I'd like to discuss some of these questions again. But more important than that, I hope this question will help us learn more efficient ways to encourage newbies to become a part of the community without frustration.
As a PhD student, I assist with undergraduate teaching. One day, a student opened up the topic and we started discussing the best ways for them to learn and keep up with the fast-paced programming world. When I encouraged them to use Stack Overflow, one of the students brought up that they were a little scared to get harsh comments on Stack Overflow.
A bunch of them admitted looking up for their programming questions in SO, but they said they never ask a question and that they would stick with google search restricting it to
This last part was actually good, because if their question was already here, they would be able to find it. The bad part is, there's a definite friction towards new users, and I witnessed this first hand.
The main problem here seems to be the comments/answers that are almost very rude and/or insulting to the OP of a particular question. This generally happens to newbies because they are probably the ones least familiar with the current SO ecosystem. I understand that we can flag the comment/answer for moderator attention and/or report to
[email protected]. But before the answer/comment gets deleted, the harm is done. OP has already felt insulted.
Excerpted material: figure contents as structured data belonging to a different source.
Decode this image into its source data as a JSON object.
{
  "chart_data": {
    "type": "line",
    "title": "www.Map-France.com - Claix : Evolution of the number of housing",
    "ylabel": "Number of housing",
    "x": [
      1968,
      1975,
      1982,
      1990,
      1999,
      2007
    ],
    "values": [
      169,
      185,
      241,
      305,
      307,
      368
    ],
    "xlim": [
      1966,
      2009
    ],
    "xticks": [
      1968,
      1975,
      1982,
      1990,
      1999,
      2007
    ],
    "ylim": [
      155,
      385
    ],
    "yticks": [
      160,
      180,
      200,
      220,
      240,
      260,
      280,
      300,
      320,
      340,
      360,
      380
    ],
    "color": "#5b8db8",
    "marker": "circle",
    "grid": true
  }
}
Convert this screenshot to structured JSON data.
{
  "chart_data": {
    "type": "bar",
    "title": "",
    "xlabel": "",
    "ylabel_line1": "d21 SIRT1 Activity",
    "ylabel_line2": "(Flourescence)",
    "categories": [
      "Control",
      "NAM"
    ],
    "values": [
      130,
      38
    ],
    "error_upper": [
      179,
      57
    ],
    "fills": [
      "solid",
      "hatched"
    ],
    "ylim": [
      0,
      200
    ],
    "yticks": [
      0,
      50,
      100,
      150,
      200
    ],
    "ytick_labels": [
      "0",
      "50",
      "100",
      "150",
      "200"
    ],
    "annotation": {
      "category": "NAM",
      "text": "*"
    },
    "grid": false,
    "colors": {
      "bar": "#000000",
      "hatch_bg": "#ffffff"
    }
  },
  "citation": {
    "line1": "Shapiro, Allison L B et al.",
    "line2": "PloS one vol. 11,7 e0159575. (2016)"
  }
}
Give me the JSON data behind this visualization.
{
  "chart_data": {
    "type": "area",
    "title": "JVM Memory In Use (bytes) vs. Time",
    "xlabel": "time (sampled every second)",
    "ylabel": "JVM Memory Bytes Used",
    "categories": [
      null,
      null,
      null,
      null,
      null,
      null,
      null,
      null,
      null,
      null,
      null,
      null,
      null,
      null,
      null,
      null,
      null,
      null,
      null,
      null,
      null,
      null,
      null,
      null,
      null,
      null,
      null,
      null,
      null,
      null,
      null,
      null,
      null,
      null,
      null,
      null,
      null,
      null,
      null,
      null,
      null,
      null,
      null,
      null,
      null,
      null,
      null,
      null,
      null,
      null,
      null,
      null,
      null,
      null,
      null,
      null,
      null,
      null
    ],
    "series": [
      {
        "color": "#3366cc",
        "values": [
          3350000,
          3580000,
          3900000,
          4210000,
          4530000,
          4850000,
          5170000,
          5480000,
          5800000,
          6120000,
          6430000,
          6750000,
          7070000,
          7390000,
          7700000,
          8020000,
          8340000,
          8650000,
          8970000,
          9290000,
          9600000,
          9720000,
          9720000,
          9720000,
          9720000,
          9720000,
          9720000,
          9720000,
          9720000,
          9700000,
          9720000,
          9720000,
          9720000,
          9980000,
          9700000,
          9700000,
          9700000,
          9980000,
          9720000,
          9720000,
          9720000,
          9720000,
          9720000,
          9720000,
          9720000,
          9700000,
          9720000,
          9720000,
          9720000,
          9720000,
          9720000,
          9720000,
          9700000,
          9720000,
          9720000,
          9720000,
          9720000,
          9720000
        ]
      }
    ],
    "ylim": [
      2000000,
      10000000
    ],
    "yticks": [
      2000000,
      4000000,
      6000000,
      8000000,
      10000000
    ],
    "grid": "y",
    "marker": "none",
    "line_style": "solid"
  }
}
We still see rude behavior, so clearly the current solutions aren't working. Are there better ways? I believe there should be a better mechanism to discourage this behavior on the part of commenters and answerers. Should there be a way to warn the owner of such a comment which makes her/him take it seriously?
How can we be more welcoming to users? This doesn't just apply to users coming from a classroom setting, but in general.
Update: David Robinson's answer does a great job explaining how proper introduction to SO can be addressed in a classroom setting, it deserves its own appreciation but does not cover both questions in their entirety. Rachel's answer covers both questions in a more general setting, hence it is more complete. I am accepting Rachel's answer based on this criteria. However, I will gladly revise if there are new answers and/or the current answers are revised.